Okay, so I was thinking about some of this while hiking on the face of Mt. Rainier, jumping at the sound of every snapping twig.  Fortunately, Becky and I were essentially alone on these trails which were, by the way, the roughest and toughest mothers we hiked the whole trip.  One trail, which was supposed to end at a lookout point above the clouds, took us hours to climb, and this after great effort, many stops, and our entire water supply.  We did eventually arrive--above the clouds as the brochure promised--but we were too pooped to appreciate the vista.  We nearly rolled back down (going down was TOUGH on the my knees) and treated ourselves to hot coffee and a nice dinner some hours later when we arrived at the lodge.

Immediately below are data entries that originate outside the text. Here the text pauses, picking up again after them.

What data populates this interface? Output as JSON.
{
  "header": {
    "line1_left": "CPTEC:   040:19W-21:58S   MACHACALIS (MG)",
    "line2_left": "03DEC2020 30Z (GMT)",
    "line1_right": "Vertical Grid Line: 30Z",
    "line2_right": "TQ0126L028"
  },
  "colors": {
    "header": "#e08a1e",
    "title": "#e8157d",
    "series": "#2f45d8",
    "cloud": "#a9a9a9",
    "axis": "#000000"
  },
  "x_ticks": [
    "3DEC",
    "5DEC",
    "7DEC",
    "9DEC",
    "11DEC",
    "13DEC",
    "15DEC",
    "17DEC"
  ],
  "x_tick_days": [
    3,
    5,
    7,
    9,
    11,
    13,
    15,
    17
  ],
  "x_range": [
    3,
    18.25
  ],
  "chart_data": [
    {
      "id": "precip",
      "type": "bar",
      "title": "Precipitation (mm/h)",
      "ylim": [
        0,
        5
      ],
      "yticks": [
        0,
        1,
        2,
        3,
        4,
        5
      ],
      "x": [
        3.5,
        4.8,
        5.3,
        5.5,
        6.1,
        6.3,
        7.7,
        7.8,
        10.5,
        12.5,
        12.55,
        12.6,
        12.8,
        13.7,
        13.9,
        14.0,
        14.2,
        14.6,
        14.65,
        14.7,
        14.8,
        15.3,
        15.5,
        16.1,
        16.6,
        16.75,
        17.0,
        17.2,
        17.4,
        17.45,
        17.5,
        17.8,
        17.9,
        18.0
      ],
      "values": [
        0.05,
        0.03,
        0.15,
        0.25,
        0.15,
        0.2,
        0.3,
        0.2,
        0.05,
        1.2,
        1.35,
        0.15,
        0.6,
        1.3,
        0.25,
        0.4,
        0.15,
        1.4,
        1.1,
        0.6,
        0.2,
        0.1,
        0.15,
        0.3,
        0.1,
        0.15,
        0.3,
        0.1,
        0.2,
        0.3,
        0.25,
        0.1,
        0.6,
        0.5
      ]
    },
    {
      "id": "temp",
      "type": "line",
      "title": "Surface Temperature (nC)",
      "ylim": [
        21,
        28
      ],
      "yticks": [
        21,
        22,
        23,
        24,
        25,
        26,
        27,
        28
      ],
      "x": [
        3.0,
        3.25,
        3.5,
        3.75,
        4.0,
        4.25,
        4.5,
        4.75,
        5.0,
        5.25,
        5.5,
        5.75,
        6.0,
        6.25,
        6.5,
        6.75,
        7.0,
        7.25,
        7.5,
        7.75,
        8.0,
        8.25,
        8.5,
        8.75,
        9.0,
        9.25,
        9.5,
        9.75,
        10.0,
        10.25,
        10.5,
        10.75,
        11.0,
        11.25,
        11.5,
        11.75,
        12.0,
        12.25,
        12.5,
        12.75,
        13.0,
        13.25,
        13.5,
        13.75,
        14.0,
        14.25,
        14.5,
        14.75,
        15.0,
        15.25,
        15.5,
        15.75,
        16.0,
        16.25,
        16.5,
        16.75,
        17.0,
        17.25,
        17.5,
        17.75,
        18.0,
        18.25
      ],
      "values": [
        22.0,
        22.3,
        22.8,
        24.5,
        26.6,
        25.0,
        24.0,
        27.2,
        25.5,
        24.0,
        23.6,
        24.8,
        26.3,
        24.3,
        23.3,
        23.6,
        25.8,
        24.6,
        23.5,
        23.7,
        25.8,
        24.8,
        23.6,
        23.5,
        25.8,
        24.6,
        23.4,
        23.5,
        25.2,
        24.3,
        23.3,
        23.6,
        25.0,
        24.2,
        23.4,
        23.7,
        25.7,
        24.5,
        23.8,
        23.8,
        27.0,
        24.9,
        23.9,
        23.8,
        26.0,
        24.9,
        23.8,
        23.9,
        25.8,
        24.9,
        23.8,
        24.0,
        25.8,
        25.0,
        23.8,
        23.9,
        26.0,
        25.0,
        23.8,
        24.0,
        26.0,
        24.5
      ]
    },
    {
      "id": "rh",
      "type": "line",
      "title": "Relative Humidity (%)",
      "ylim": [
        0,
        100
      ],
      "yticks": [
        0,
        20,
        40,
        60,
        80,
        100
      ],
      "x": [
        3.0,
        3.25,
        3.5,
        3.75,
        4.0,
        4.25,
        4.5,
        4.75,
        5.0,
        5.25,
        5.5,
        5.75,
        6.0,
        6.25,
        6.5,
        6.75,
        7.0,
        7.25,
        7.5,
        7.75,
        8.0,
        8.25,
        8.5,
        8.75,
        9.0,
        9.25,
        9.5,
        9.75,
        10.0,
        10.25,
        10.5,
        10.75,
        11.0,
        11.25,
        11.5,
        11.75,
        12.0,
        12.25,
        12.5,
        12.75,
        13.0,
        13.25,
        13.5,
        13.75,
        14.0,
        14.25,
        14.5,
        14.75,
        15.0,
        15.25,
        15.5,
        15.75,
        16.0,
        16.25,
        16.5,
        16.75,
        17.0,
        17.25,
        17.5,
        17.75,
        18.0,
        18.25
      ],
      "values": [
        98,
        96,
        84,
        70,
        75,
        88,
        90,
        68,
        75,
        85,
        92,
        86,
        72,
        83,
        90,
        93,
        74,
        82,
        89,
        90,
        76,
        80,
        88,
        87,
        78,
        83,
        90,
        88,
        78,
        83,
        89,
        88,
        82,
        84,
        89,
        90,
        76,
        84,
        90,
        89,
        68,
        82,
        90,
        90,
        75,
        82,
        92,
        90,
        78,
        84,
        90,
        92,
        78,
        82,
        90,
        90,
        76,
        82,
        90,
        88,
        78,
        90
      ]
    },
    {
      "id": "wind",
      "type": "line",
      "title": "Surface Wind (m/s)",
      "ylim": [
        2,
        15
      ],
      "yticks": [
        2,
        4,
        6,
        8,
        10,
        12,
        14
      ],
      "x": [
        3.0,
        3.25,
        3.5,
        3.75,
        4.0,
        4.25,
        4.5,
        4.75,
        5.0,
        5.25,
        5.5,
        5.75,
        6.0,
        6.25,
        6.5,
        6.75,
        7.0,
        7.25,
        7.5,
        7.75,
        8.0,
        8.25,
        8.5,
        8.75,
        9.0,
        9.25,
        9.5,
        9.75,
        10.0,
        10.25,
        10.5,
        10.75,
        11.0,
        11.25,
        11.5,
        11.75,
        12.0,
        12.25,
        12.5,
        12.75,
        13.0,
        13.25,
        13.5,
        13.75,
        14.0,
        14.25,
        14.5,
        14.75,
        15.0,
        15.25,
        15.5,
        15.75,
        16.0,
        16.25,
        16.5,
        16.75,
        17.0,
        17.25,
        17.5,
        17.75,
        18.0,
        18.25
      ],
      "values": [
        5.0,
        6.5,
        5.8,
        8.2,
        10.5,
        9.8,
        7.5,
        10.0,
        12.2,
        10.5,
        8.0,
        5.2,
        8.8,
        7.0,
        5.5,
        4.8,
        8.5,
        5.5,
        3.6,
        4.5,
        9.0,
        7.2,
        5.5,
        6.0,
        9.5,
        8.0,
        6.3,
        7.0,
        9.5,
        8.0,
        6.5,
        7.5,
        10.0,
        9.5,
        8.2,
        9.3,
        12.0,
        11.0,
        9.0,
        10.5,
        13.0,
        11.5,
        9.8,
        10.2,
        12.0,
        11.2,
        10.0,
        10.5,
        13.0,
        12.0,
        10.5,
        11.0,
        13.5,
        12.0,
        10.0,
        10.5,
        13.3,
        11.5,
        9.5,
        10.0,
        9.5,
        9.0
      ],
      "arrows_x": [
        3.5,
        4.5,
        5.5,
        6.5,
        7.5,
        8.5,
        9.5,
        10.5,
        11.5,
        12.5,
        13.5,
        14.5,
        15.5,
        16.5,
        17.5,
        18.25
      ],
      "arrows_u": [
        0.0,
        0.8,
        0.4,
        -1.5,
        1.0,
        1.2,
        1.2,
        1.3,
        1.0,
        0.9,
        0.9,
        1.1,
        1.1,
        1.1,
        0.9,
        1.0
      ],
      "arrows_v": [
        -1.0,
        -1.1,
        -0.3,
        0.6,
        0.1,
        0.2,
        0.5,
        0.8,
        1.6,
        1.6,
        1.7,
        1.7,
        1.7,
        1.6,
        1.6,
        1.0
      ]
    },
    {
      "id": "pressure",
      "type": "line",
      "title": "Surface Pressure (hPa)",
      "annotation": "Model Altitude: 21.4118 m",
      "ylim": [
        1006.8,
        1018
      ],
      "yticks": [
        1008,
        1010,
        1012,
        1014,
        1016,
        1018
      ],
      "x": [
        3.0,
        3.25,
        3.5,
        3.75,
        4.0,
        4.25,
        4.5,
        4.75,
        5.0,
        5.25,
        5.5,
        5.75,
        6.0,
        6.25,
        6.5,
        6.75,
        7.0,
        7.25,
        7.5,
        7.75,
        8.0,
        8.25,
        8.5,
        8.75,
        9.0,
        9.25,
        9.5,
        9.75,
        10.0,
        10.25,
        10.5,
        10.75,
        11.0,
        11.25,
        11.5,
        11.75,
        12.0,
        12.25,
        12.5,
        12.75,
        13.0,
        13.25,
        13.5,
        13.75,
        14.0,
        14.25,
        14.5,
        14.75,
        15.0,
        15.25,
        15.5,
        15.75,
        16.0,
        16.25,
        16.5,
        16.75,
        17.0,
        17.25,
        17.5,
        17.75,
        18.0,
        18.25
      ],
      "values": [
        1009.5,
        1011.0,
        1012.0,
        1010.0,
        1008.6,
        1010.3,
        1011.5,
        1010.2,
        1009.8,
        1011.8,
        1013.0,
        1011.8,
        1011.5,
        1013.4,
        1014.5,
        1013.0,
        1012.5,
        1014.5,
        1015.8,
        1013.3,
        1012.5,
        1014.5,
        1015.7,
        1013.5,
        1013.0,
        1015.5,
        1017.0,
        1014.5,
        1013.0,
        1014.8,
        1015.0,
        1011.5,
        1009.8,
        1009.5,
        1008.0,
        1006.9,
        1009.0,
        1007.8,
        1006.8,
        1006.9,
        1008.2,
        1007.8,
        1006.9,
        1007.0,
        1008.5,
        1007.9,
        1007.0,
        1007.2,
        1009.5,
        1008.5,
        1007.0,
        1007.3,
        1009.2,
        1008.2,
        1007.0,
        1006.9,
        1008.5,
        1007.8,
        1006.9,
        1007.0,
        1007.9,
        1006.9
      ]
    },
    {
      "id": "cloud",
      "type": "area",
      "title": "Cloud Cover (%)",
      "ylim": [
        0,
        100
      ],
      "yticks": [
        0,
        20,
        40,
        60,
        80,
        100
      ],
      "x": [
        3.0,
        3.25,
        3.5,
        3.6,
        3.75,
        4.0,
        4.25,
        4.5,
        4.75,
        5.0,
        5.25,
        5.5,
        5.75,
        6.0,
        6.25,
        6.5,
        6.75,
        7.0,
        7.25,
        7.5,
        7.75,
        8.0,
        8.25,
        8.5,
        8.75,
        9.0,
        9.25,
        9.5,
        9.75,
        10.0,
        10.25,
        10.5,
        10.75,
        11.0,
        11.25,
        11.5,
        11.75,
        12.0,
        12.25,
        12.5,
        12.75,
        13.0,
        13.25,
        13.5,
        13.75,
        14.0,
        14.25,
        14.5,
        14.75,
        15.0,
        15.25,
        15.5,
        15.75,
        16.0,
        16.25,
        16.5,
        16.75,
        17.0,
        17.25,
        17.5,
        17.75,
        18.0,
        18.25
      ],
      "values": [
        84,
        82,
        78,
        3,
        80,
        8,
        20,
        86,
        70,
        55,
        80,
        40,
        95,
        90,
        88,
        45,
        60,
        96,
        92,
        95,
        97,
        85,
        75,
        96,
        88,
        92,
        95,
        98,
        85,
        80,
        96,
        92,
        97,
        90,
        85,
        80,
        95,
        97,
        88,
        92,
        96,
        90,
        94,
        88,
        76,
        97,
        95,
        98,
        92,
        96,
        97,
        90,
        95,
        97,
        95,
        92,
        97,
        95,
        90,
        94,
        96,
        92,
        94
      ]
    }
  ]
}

"You call this a vacation?" I asked Becky as I hammered down my third cup of java and chewed a handful of peanut M & M's. (Yes, she planned this one!  It was here idea!!)

"You can relax on the rest of the trip," she told me.  "That's what Gig Harbor and Seattle is for."

Oh yeah, Gig Harbor.  Puget Sound.  Seattle.  Pike's Place Market.  The Original Starbucks store.  The Space Needle.  Traffic.  People.  Crowded Sidewalks.  Noise.

I could have stayed on Mt. Rainier myself.  Just looking.  Listening to NOTHING.  Seeing no one!  Staring up at five hundred year old trees.  Reading The Tiger in peace and quiet.

Next vacation . . . I make the plans.